Decidieron intentarlo. Phonesay animó a su esposa a creer, prometiendo incluso que la seguiría en su fe si se sanaba.
Dios comenzó a trabajar de inmediato en el corazón de Kanya. «El Señor me reveló algo que me hizo querer seguirlo. Así que decidí creer. En ese momento, puse mi fe en Jesús, recuperé mis fuerzas, y fui sanada gracias al Señor», explica.
Kanya y Phonesay estaban llenos de alegría. Él pensó que tendría tiempo de asimilar esta nueva fe mientras no hubiera persecución.
Comunidad anti-cristiana
Pero debido al lugar donde viven en Laos, la persecución era una certeza.
El primer incidente ocurrió apenas unos días después de la conversión de Kanya. Ella había invitado a su hermano, quien también es creyente, a dirigir un tiempo de adoración para ella y otros cristianos. Mientras estaba en la aldea, las autoridades locales confiscaron su motocicleta y se negaron a devolvérsela.

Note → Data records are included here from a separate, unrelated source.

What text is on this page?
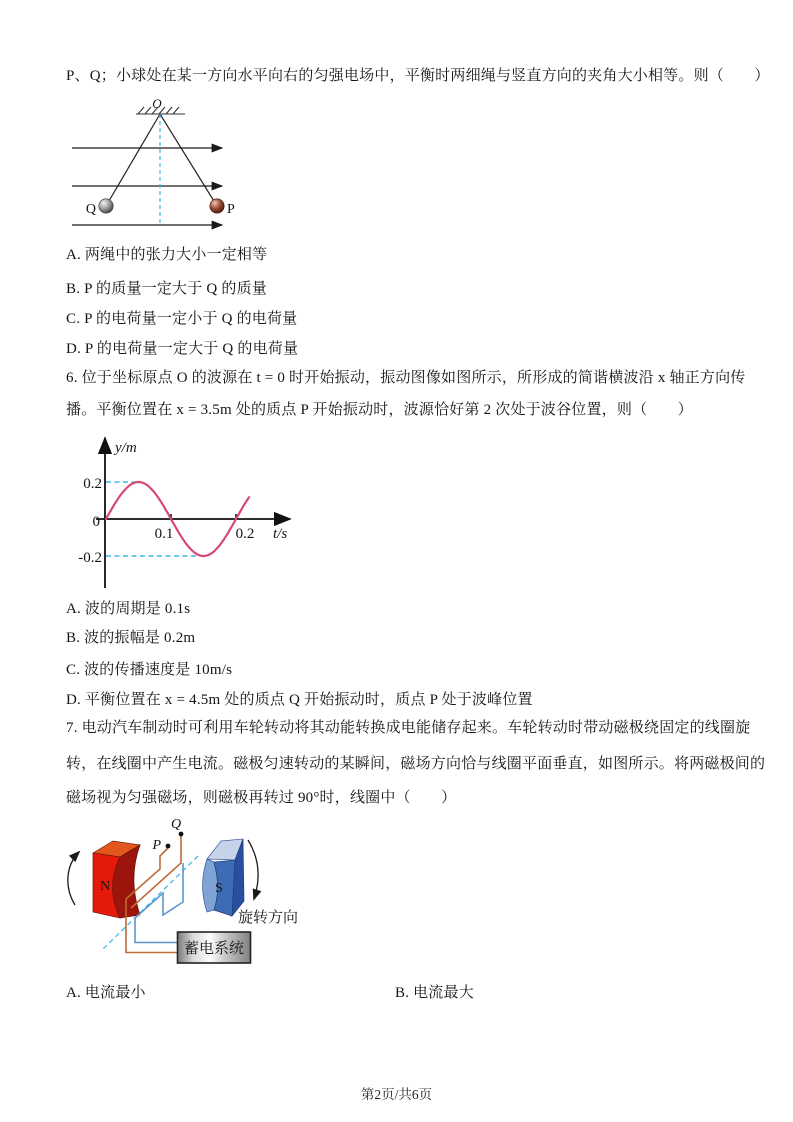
P、Q；小球处在某一方向水平向右的匀强电场中，平衡时两细绳与竖直方向的夹角大小相等。则（　　）
O
Q	P
A. 两绳中的张力大小一定相等
B. P 的质量一定大于 Q 的质量
C. P 的电荷量一定小于 Q 的电荷量
D. P 的电荷量一定大于 Q 的电荷量
6. 位于坐标原点 O 的波源在 t = 0 时开始振动，振动图像如图所示，所形成的简谐横波沿 x 轴正方向传
播。平衡位置在 x = 3.5m 处的质点 P 开始振动时，波源恰好第 2 次处于波谷位置，则（　　）
y/m
0.2
0
-0.2
0.1	0.2 t/s
A. 波的周期是 0.1s
B. 波的振幅是 0.2m
C. 波的传播速度是 10m/s
D. 平衡位置在 x = 4.5m 处的质点 Q 开始振动时，质点 P 处于波峰位置
7. 电动汽车制动时可利用车轮转动将其动能转换成电能储存起来。车轮转动时带动磁极绕固定的线圈旋
转，在线圈中产生电流。磁极匀速转动的某瞬间，磁场方向恰与线圈平面垂直，如图所示。将两磁极间的
磁场视为匀强磁场，则磁极再转过 90°时，线圈中（　　）
N	S
P
Q
蓄电系统
旋转方向
A. 电流最小	B. 电流最大
第2页/共6页
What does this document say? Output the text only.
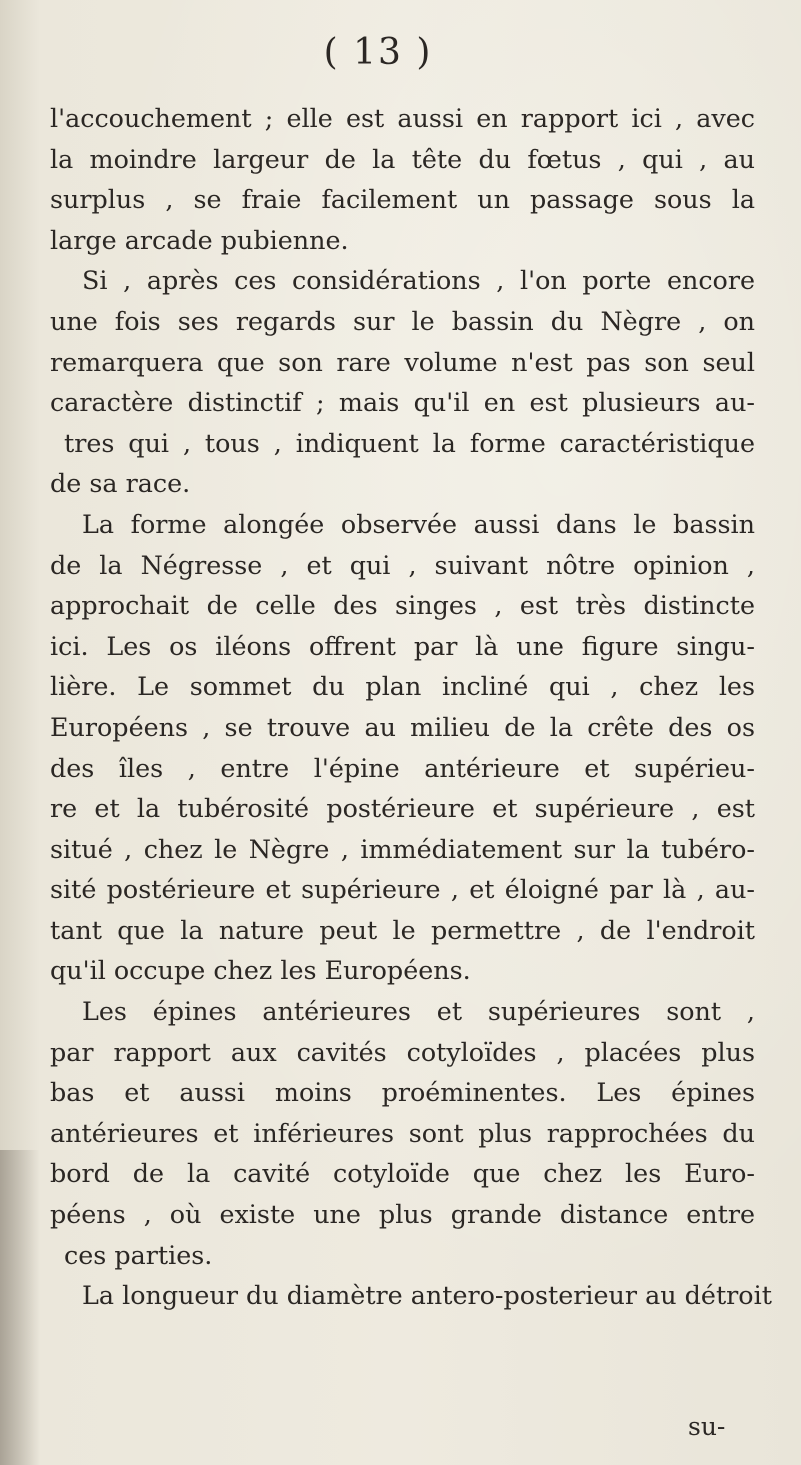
( 13 )
l'accouchement ; elle est aussi en rapport ici , avec
la moindre largeur de la tête du fœtus , qui , au
surplus , se fraie facilement un passage sous la
large arcade pubienne.
Si , après ces considérations , l'on porte encore
une fois ses regards sur le bassin du Nègre , on
remarquera que son rare volume n'est pas son seul
caractère distinctif ; mais qu'il en est plusieurs au-
tres qui , tous , indiquent la forme caractéristique
de sa race.
La forme alongée observée aussi dans le bassin
de la Négresse , et qui , suivant nôtre opinion ,
approchait de celle des singes , est très distincte
ici. Les os iléons offrent par là une figure singu-
lière. Le sommet du plan incliné qui , chez les
Européens , se trouve au milieu de la crête des os
des îles , entre l'épine antérieure et supérieu-
re et la tubérosité postérieure et supérieure , est
situé , chez le Nègre , immédiatement sur la tubéro-
sité postérieure et supérieure , et éloigné par là , au-
tant que la nature peut le permettre , de l'endroit
qu'il occupe chez les Européens.
Les épines antérieures et supérieures sont ,
par rapport aux cavités cotyloïdes , placées plus
bas et aussi moins proéminentes. Les épines
antérieures et inférieures sont plus rapprochées du
bord de la cavité cotyloïde que chez les Euro-
péens , où existe une plus grande distance entre
ces parties.
La longueur du diamètre antero-posterieur au détroit
su-
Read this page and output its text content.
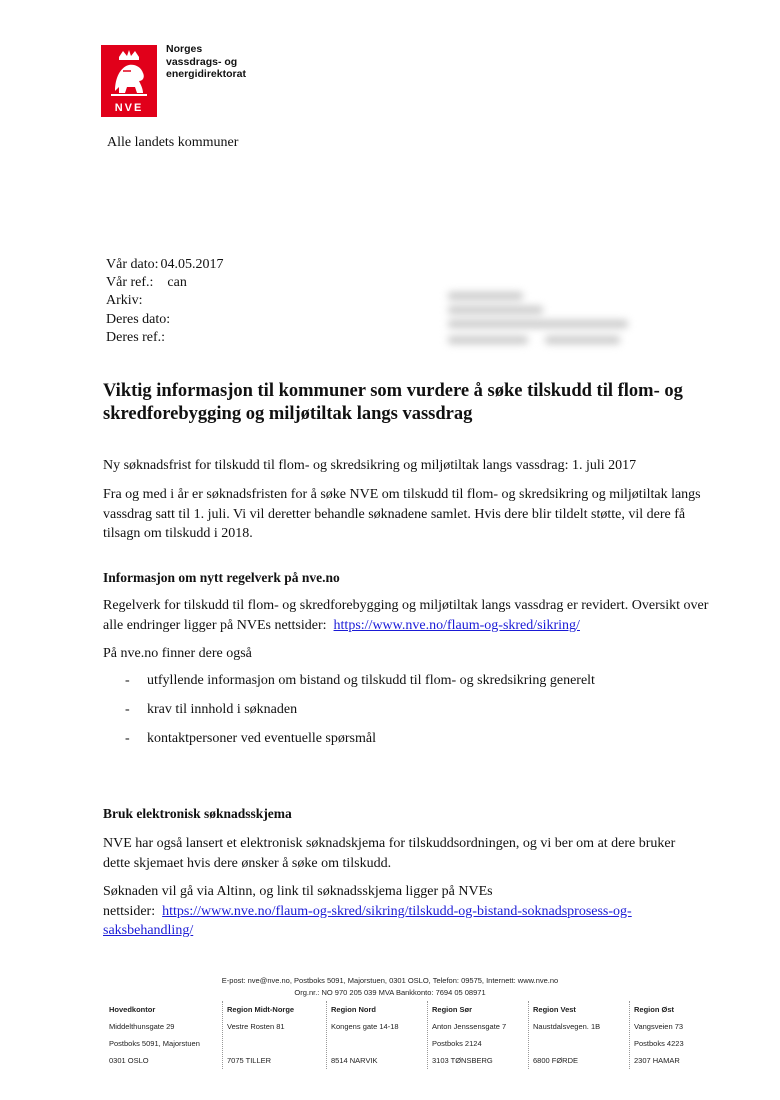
NVE
Norges
vassdrags- og
energidirektorat
Alle landets kommuner
Vår dato: 04.05.2017
Vår ref.: can
Arkiv:
Deres dato:
Deres ref.:
Viktig informasjon til kommuner som vurdere å søke tilskudd til flom- og skredforebygging og miljøtiltak langs vassdrag
Ny søknadsfrist for tilskudd til flom- og skredsikring og miljøtiltak langs vassdrag: 1. juli 2017
Fra og med i år er søknadsfristen for å søke NVE om tilskudd til flom- og skredsikring og miljøtiltak langs vassdrag satt til 1. juli. Vi vil deretter behandle søknadene samlet. Hvis dere blir tildelt støtte, vil dere få tilsagn om tilskudd i 2018.
Informasjon om nytt regelverk på nve.no
Regelverk for tilskudd til flom- og skredforebygging og miljøtiltak langs vassdrag er revidert. Oversikt over alle endringer ligger på NVEs nettsider: https://www.nve.no/flaum-og-skred/sikring/
På nve.no finner dere også
- utfyllende informasjon om bistand og tilskudd til flom- og skredsikring generelt
- krav til innhold i søknaden
- kontaktpersoner ved eventuelle spørsmål
Bruk elektronisk søknadsskjema
NVE har også lansert et elektronisk søknadskjema for tilskuddsordningen, og vi ber om at dere bruker dette skjemaet hvis dere ønsker å søke om tilskudd.
Søknaden vil gå via Altinn, og link til søknadsskjema ligger på NVEs
nettsider: https://www.nve.no/flaum-og-skred/sikring/tilskudd-og-bistand-soknadsprosess-og-
saksbehandling/
E-post: nve@nve.no, Postboks 5091, Majorstuen, 0301 OSLO, Telefon: 09575, Internett: www.nve.no
Org.nr.: NO 970 205 039 MVA Bankkonto: 7694 05 08971
Hovedkontor
Middelthunsgate 29
Postboks 5091, Majorstuen
0301 OSLO
Region Midt-Norge
Vestre Rosten 81
7075 TILLER
Region Nord
Kongens gate 14-18
8514 NARVIK
Region Sør
Anton Jenssensgate 7
Postboks 2124
3103 TØNSBERG
Region Vest
Naustdalsvegen. 1B
6800 FØRDE
Region Øst
Vangsveien 73
Postboks 4223
2307 HAMAR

Lo peor es que cuando los cristianos acudieron a la policía para recuperar el vehículo robado, la lista de exigencias de las autoridades fue en aumento. El oficial les demandó que renunciasen a su fe en Jesús. También les dijo que debían abandonar sus hogares, ya que los aldeanos no les permitían quedarse allí. «Respondí con firmeza que no renunciaría a mi fe. Aunque muera, jamás renunciaré a Jesús», recuerda Kanya.
La presión aumentó y pronto se extendió a Phonesay y su familia. «Después de creer y recuperarme, [mi marido] me pidió que renunciara a mi fe», confiesa Kanya. «Sin embargo, le reafirmé que no iba a abandonar a Dios, aunque su familia me expulsara [de nuestro hogar]. Y así fue: la familia de mi esposo dijo a los aldeanos que me presionaran para que renunciara a mi fe cristiana».
Finalmente, la aldea decidió expulsar a Kanya de la comunidad.
Los vecinos le dieron a Phonesay un terrible ultimátum. «Me dijeron que tenía que elegir entre seguir a Dios o abandonar a mi esposa, porque si no me divorciaba, debía irme con ella», recuerda. «Los aldeanos y mis padres dijeron que estaba bien quedarse solo, y que, si mi esposa me amaba, debería renunciar a Jesús y volver al animismo. Pero ella no lo hizo, así que me presionaron para divorciarme».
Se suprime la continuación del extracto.